Uma família carente da cidade de Alagoa Grande foi alvo de comoção por mostrar seu drama nesta sexta-feira (03). O líder da família se matou por não aguentar as cobranças de dívidas que tinha por motivo de compra de alimentos. Agora que ele morreu, Arlinda Bento Tomáz, de 32 anos,, mãe de sete filhos passa uma necessidade ainda maior. Sozinha para cuidar dos filhos, viu dentre os pequenos uma solução para aliviar a fome de todos, caçar ratos para comer.

Os roedores são mortos, limpos e cozidos ou fritos para ser a proteína de uma das poucas refeições do dia. A família mora na comunidade conhecida por Barreira, no sítio Tambor, em Alagoa Grande. 

A falta não é apenas de comida, mas de água, esgotamento sanitário, moradia digna e expectativa de vida. Segundo a matriarca, a renda é vinda do bolsa família no valor de R$ 240 reais.

Indagada sobre ajuda da Prefeitura de Alagoa Grande, ou de algum órgão ligado ao governo, a mulher diz que não conhece ninguém de lá e que teve dificuldades para enterrar seu marido e um filho que morreu depois de nascer e não suportar a miséria da família.

O flagrante do drama familiar foi registrado pelo blogueiro Júlio Araújo, que foi até o local para obter informações sobre a ocorrência do suicídio do pai das crianças. Lá, ele viu crianças com ratos na mão e indagou o que era que os menores estavam fazendo.
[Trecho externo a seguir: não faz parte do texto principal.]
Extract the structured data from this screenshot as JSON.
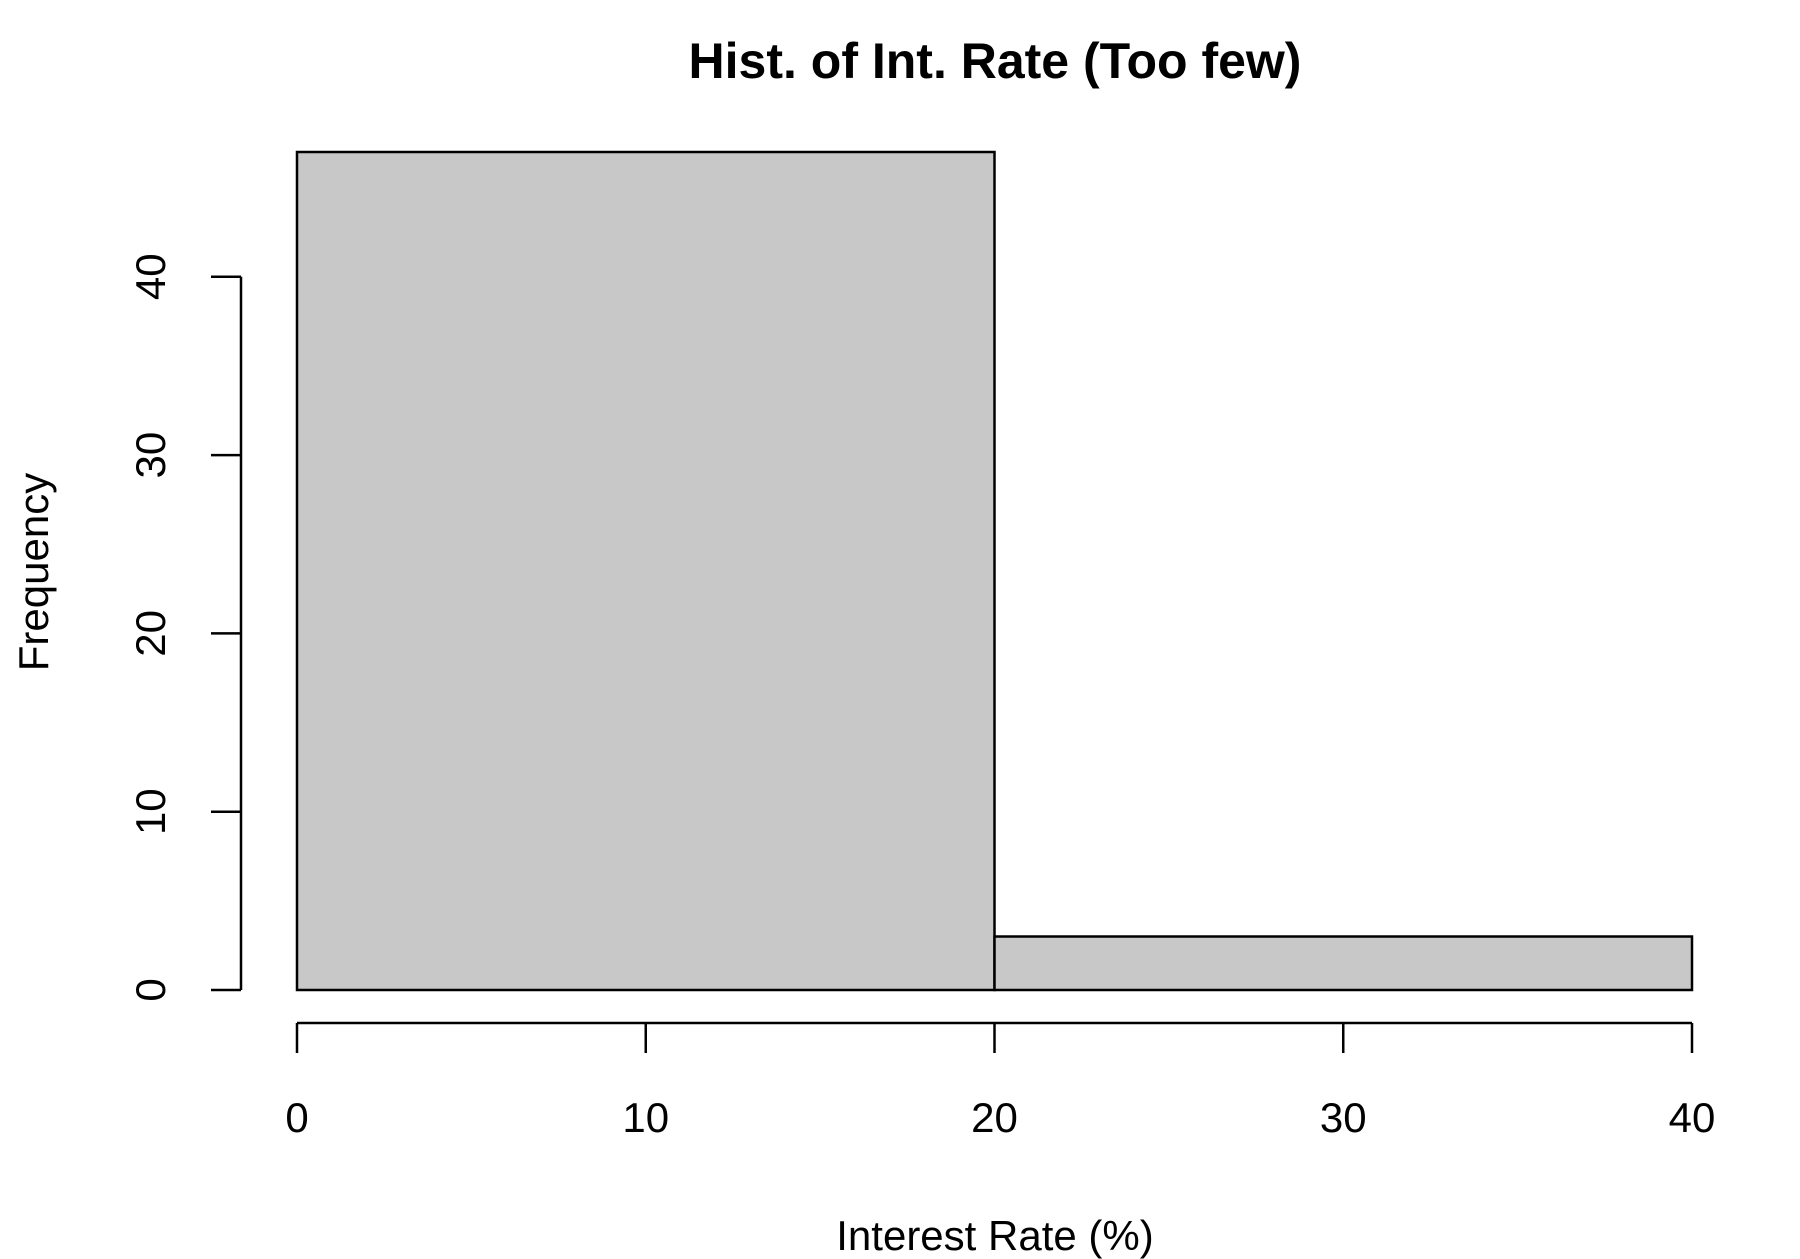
{
  "chart_data": {
    "type": "bar",
    "subtype": "histogram",
    "title": "Hist. of Int. Rate (Too few)",
    "xlabel": "Interest Rate (%)",
    "ylabel": "Frequency",
    "bins": [
      {
        "x_start": 0,
        "x_end": 20,
        "value": 47
      },
      {
        "x_start": 20,
        "x_end": 40,
        "value": 3
      }
    ],
    "xlim": [
      0,
      40
    ],
    "ylim": [
      0,
      47
    ],
    "x_ticks": [
      0,
      10,
      20,
      30,
      40
    ],
    "y_ticks": [
      0,
      10,
      20,
      30,
      40
    ],
    "bar_color": "#c8c8c8",
    "edge_color": "#000000",
    "grid": false,
    "legend": "none"
  }
}
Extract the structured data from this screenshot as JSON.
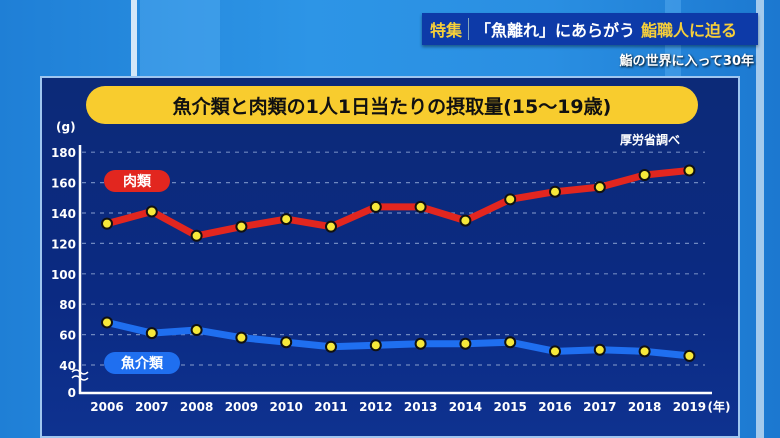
{
  "banner": {
    "tag": "特集",
    "headline": "「魚離れ」にあらがう",
    "highlight": "鮨職人に迫る",
    "subtitle": "鮨の世界に入って30年"
  },
  "chart_data": {
    "type": "line",
    "title": "魚介類と肉類の1人1日当たりの摂取量(15～19歳)",
    "source": "厚労省調べ",
    "ylabel": "(g)",
    "xlabel_unit": "(年)",
    "ylim": [
      0,
      180
    ],
    "yticks": [
      "0",
      "40",
      "60",
      "80",
      "100",
      "120",
      "140",
      "160",
      "180"
    ],
    "axis_break": "0-40",
    "categories": [
      "2006",
      "2007",
      "2008",
      "2009",
      "2010",
      "2011",
      "2012",
      "2013",
      "2014",
      "2015",
      "2016",
      "2017",
      "2018",
      "2019"
    ],
    "series": [
      {
        "name": "肉類",
        "color": "#e2261f",
        "values": [
          133,
          141,
          125,
          131,
          136,
          131,
          144,
          144,
          135,
          149,
          154,
          157,
          165,
          168
        ]
      },
      {
        "name": "魚介類",
        "color": "#1f6ff0",
        "values": [
          68,
          61,
          63,
          58,
          55,
          52,
          53,
          54,
          54,
          55,
          49,
          50,
          49,
          46
        ]
      }
    ],
    "grid": true
  }
}
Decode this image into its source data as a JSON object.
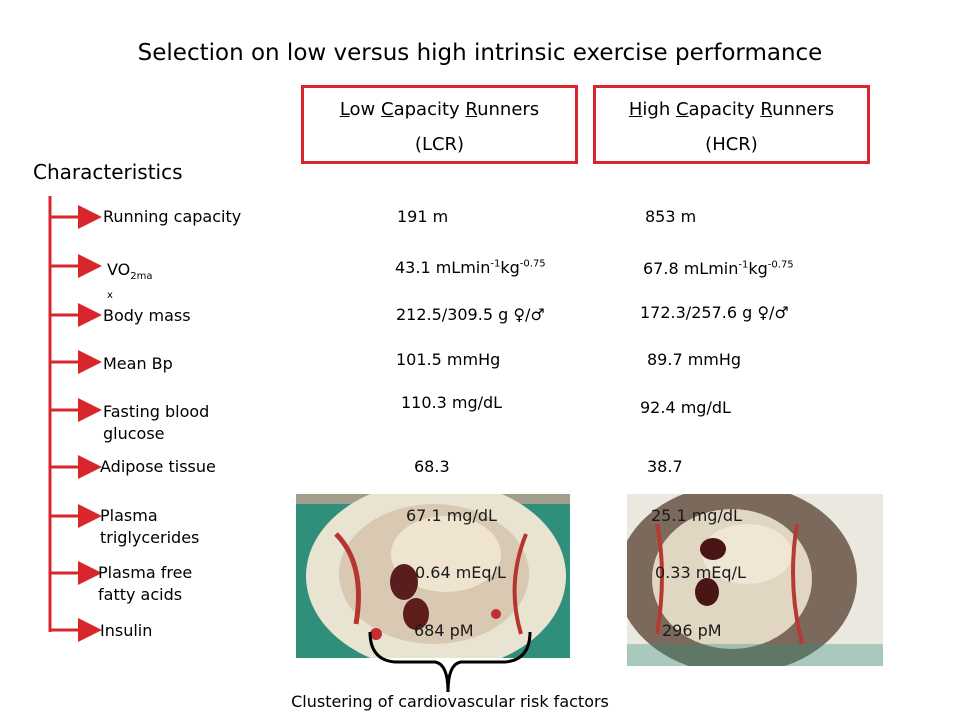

Foi quando foi informado de que os roedores estavam sendo tratados para alimentar o clã.

O outro lado
O prefeito da cidade de Alagoa Grande, Hildon Régis Navarro Filho (PR) informou que diante do problema, de conhecimento da gestão, vários setores de saúde e assistência social estiveram no local para tentar ajudar a família, que não é a única carente do município.

Segundo ele informou, foi sugerida, devida a gravidade do estado da família, que ela saísse do local e um aluguel social seria pago, em uma moradia na zona urbana, no entanto, a família teria recusado. Vários utensílios também teriam sido doados, mas não estariam na casa.

"Não cabe a mim julgar o que eles comem, e não apenas ao Poder Público ajudar. É possível que o motivo de não sairem do local seja cultural. Esse local é uma área de risco e que foi invadido por várias famílias há anos. Infelizmente o Programa Minha Casa, Minha Vida está paralisado, mas oferecemos aluguel social, mas não aceitaram. Não conseguimos controlar o que acontece. É lamentável", justificou o prefeito.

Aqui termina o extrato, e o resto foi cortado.